Directement inspirée de l'architecture, la musique baroque trouve sa pleine magie au sein de La Valette, ville baroque fortifiée dont la première pierre a été posée en 1566 et qui regorge d'églises, de palais et de musées typiques de cette période glorieuse de l'île de Malte, soit 320 monuments sur une superficie de 55 hectares, concentration exceptionnelle qui permit à la ville son intégration en 1980 dans la liste du patrimoine mondial de l'UNESCO.
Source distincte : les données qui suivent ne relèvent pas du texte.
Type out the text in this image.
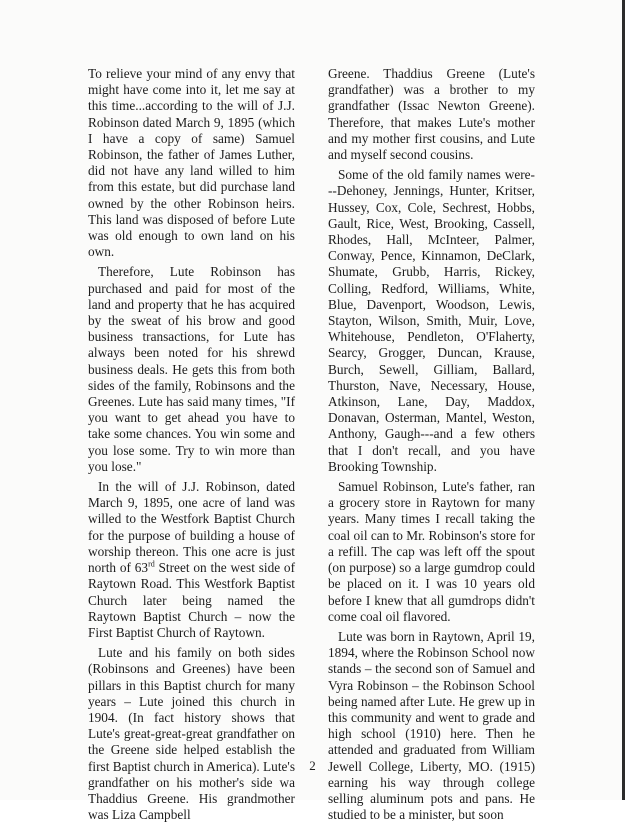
To relieve your mind of any envy that might have come into it, let me say at this time...according to the will of J.J. Robinson dated March 9, 1895 (which I have a copy of same) Samuel Robinson, the father of James Luther, did not have any land willed to him from this estate, but did purchase land owned by the other Robinson heirs. This land was disposed of before Lute was old enough to own land on his own.

Therefore, Lute Robinson has purchased and paid for most of the land and property that he has acquired by the sweat of his brow and good business transactions, for Lute has always been noted for his shrewd business deals. He gets this from both sides of the family, Robinsons and the Greenes. Lute has said many times, "If you want to get ahead you have to take some chances. You win some and you lose some. Try to win more than you lose."

In the will of J.J. Robinson, dated March 9, 1895, one acre of land was willed to the Westfork Baptist Church for the purpose of building a house of worship thereon. This one acre is just north of 63rd Street on the west side of Raytown Road. This Westfork Baptist Church later being named the Raytown Baptist Church – now the First Baptist Church of Raytown.

Lute and his family on both sides (Robinsons and Greenes) have been pillars in this Baptist church for many years – Lute joined this church in 1904. (In fact history shows that Lute's great-great-great grandfather on the Greene side helped establish the first Baptist church in America). Lute's grandfather on his mother's side wa Thaddius Greene. His grandmother was Liza Campbell

Greene. Thaddius Greene (Lute's grandfather) was a brother to my grandfather (Issac Newton Greene). Therefore, that makes Lute's mother and my mother first cousins, and Lute and myself second cousins.

Some of the old family names were---Dehoney, Jennings, Hunter, Kritser, Hussey, Cox, Cole, Sechrest, Hobbs, Gault, Rice, West, Brooking, Cassell, Rhodes, Hall, McInteer, Palmer, Conway, Pence, Kinnamon, DeClark, Shumate, Grubb, Harris, Rickey, Colling, Redford, Williams, White, Blue, Davenport, Woodson, Lewis, Stayton, Wilson, Smith, Muir, Love, Whitehouse, Pendleton, O'Flaherty, Searcy, Grogger, Duncan, Krause, Burch, Sewell, Gilliam, Ballard, Thurston, Nave, Necessary, House, Atkinson, Lane, Day, Maddox, Donavan, Osterman, Mantel, Weston, Anthony, Gaugh---and a few others that I don't recall, and you have Brooking Township.

Samuel Robinson, Lute's father, ran a grocery store in Raytown for many years. Many times I recall taking the coal oil can to Mr. Robinson's store for a refill. The cap was left off the spout (on purpose) so a large gumdrop could be placed on it. I was 10 years old before I knew that all gumdrops didn't come coal oil flavored.

Lute was born in Raytown, April 19, 1894, where the Robinson School now stands – the second son of Samuel and Vyra Robinson – the Robinson School being named after Lute. He grew up in this community and went to grade and high school (1910) here. Then he attended and graduated from William Jewell College, Liberty, MO. (1915) earning his way through college selling aluminum pots and pans. He studied to be a minister, but soon

2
Les 6 600 habitants de la ville voient arriver chaque année en janvier, de nombreux amoureux de la musique baroque, avides d'une programmation musicale entièrement dédiée à ce répertoire, dans un lieu idéal pour présenter sa diversité. Le directeur artistique du festival, Kenneth Zammit Tabona, a su durant ces sept années, faire venir des artistes baroques de premier plan comme les contre-ténors Max Emanuel Cenčić et Iestyn Davies, la soprano Carolyn Sampson ou le ténor Nicholas Mulroy, mais aussi des chefs d'orchestre comme Harry Bicket, Steven Devine, Hervé Niquet et Leonardo García Alarcón. Porté par une reconnaissance internationale, Kenneth Zammit Tabona siège aujourd'hui au conseil d'administration du Réseau Européen de Musique Ancienne (REMA). Le festival international baroque de La Valette est également pourvu de son propre ensemble instrumental, le Valletta Inernational Baroque Ensemble (VIBE), dont l'objectif est de faire évoluer ces instrumentistes vers le plus haut niveau de la musique baroque durant les deux concerts proposés à chaque édition.
Ad honestam populi oblectationem
L'un des bâtiments incontournables du festival est le Teatru Manoel, le théâtre national de Malte. Lieu du concert d'ouverture et de clôture du festival, le théâtre Manoel peut accueillir 623 spectateurs lors des neuf concerts programmés cette année en son sein. Entièrement construit en bois et décoré à la feuille d'or, ce théâtre à l'italienne de trois étages de loges et pourvu d'une élégante salle baroque au lustre impressionnant, permet d'offrir depuis 1731, un « divertissement honnête » au grand public, devise inscrite au-dessus de l'entrée principale du théâtre (« Ad honestam populi oblectationem »).
Mais le chef d'œuvre de l'art baroque de la ville reste indéniablement la co-cathédrale Saint-Jean et son intérieur époustouflant passé sa façade sobre voire austère. Ses piliers et ses murs tous recouverts d'or, ses œuvres de Caravage, son sol constitué de 400 pierres tombales ornées de blason des chevaliers morts à Malte, sa voûte entièrement recouverte de fresques représentant la vie de saint Jean-Baptiste, ses huit chapelles dédiées à une langue de l'ordre des chevaliers de Saint-Jean (Auvergne, Aragon, Castille, León et Portugal, Anglo-Bavière, Provence, France, Italie, Allemagne, et la Chapelle Notre-Dame de Philermos), émerveillent le visiteur qui pourra y apprécier dans les prochains jours les Variations Goldberg par l'organiste Hansjörg Albrecht, ou encore la Passion selon saint Matthieu BWV 244 par l'Orchestre du siècle des Lumières et son directeur John Butt.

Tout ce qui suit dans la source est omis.